Auf ein Wort Wie Religionen entstanden sind

Autor/Autorin

  • Winfried Herzog

Der iranische Schriftsteller Navid Kermani hat im letzten Jahr ein sehr persönliches Jugendbuch über Religion geschrieben. Es ist entstanden aus dem Dialog mit seiner zwölfjährigen Tochter, der er jeden Abend von der Religion erzählte – nicht nur von seiner eigenen, dem Islam, sondern von dem, was alle Religionen eint, von Gott und dem Tod, von der Liebe und der Unendlichkeit um uns herum. Ein echt ambitioniertes Projekt, das mit ganz viel Herz und Verstand geschrieben ist.

Beim Lesen wird schnell deutlich, was für ein Herzensanliegen es für den Vater Kermani ist, seiner Tochter zu vermitteln, dass es seiner Erfahrung nach ganz bereichernd, ja sogar beglückend ist, an Gott zu glauben, ganz egal in welcher Religion man beheimatet ist. Er schreibt: "Religion ist schließlich nicht in Büros entstanden, in Bibliotheken oder in Klassenzimmern. Die Religionen sind entstanden, wo Menschen sich in der Natur umgeschaut haben oder sich um ihre Liebsten sorgten, als sie selbst krank waren, hungerten oder sich verloren fühlten, bei der Geburt ihres Kindes oder beim Tod der Eltern, also mit den wichtigsten Ereignissen, die es im Leben eines Menschen gibt."

Soweit das Zitat. Und warum war das so? Weil Menschen an solchen Berührungspunkten des Lebens die Erfahrung gemacht hatten, dass sie von Unendlichkeit umgeben sind. Das mag für unsere Ohren in einer hoch technologisierten Welt mit Laptop und Lebensversicherung seltsam klingen, weil wir glauben, schon alles im Griff zu haben. Und dann kommt da so ein unscheinbares Corona-Virus daher und wir merken von einem Tag auf den anderen, wir haben gar nichts in der Hand.
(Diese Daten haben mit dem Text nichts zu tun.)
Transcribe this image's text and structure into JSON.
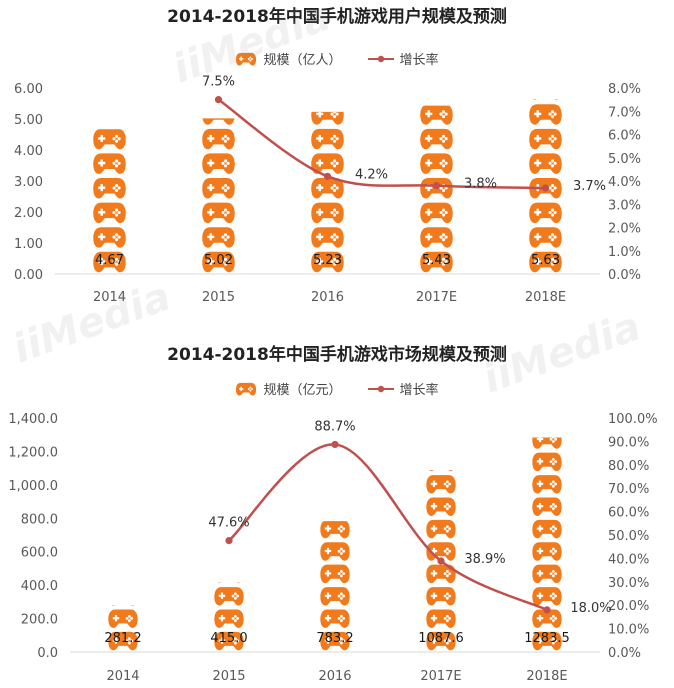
{
  "colors": {
    "bar": "#f07a1c",
    "line": "#c0504d",
    "axis_text": "#595959"
  },
  "watermarks": [
    {
      "text": "iiMedia"
    },
    {
      "text": "iiMedia"
    },
    {
      "text": "iiMedia"
    }
  ],
  "chart_data": [
    {
      "type": "bar",
      "title": "2014-2018年中国手机游戏用户规模及预测",
      "categories": [
        "2014",
        "2015",
        "2016",
        "2017E",
        "2018E"
      ],
      "series": [
        {
          "name": "规模（亿人）",
          "type": "bar",
          "axis": "left",
          "icon": "gamepad-icon",
          "values": [
            4.67,
            5.02,
            5.23,
            5.43,
            5.63
          ],
          "labels": [
            "4.67",
            "5.02",
            "5.23",
            "5.43",
            "5.63"
          ]
        },
        {
          "name": "增长率",
          "type": "line",
          "axis": "right",
          "values": [
            null,
            7.5,
            4.2,
            3.8,
            3.7
          ],
          "labels": [
            "",
            "7.5%",
            "4.2%",
            "3.8%",
            "3.7%"
          ]
        }
      ],
      "y_left": {
        "ylim": [
          0,
          6
        ],
        "ticks": [
          "0.00",
          "1.00",
          "2.00",
          "3.00",
          "4.00",
          "5.00",
          "6.00"
        ]
      },
      "y_right": {
        "ylim": [
          0,
          8
        ],
        "ticks": [
          "0.0%",
          "1.0%",
          "2.0%",
          "3.0%",
          "4.0%",
          "5.0%",
          "6.0%",
          "7.0%",
          "8.0%"
        ]
      },
      "legend_position": "top",
      "grid": false
    },
    {
      "type": "bar",
      "title": "2014-2018年中国手机游戏市场规模及预测",
      "categories": [
        "2014",
        "2015",
        "2016",
        "2017E",
        "2018E"
      ],
      "series": [
        {
          "name": "规模（亿元）",
          "type": "bar",
          "axis": "left",
          "icon": "gamepad-icon",
          "values": [
            281.2,
            415.0,
            783.2,
            1087.6,
            1283.5
          ],
          "labels": [
            "281.2",
            "415.0",
            "783.2",
            "1087.6",
            "1283.5"
          ]
        },
        {
          "name": "增长率",
          "type": "line",
          "axis": "right",
          "values": [
            null,
            47.6,
            88.7,
            38.9,
            18.0
          ],
          "labels": [
            "",
            "47.6%",
            "88.7%",
            "38.9%",
            "18.0%"
          ]
        }
      ],
      "y_left": {
        "ylim": [
          0,
          1400
        ],
        "ticks": [
          "0.0",
          "200.0",
          "400.0",
          "600.0",
          "800.0",
          "1,000.0",
          "1,200.0",
          "1,400.0"
        ]
      },
      "y_right": {
        "ylim": [
          0,
          100
        ],
        "ticks": [
          "0.0%",
          "10.0%",
          "20.0%",
          "30.0%",
          "40.0%",
          "50.0%",
          "60.0%",
          "70.0%",
          "80.0%",
          "90.0%",
          "100.0%"
        ]
      },
      "legend_position": "top",
      "grid": false
    }
  ]
}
Für viele unserer Vorfahren war dieses existentielle Eingebundensein in etwas Größeres eine alltägliche Selbstverständlichkeit. Oft genügte ein Blick in den Himmel, in das Universum, um zu verstehen, dass es da im Letzten kein Ende gibt, sondern nur noch Unendlichkeit. Und dieser unendlichen Dimension gaben die Menschen dann, je nach kultureller Einbindung, ganz verschiedene Namen, so dass es möglich wurde, sich darauf zu beziehen. So verstanden ist Religion eine Beziehung zwischen dem Endlichen, was wir sind und dem Unendlichen, das auch Gott genannt wird. 

Wer ein Bewusstsein für diese religiöse Dimension des Lebens entwickelt, für den relativiert sich vieles um einen herum. Alles vermeintlich Machtvolle dieser Welt wird überschaubar und klein. Neue Spiel- und Freiräume tun sich auf.  Zuversicht stellt sich ein.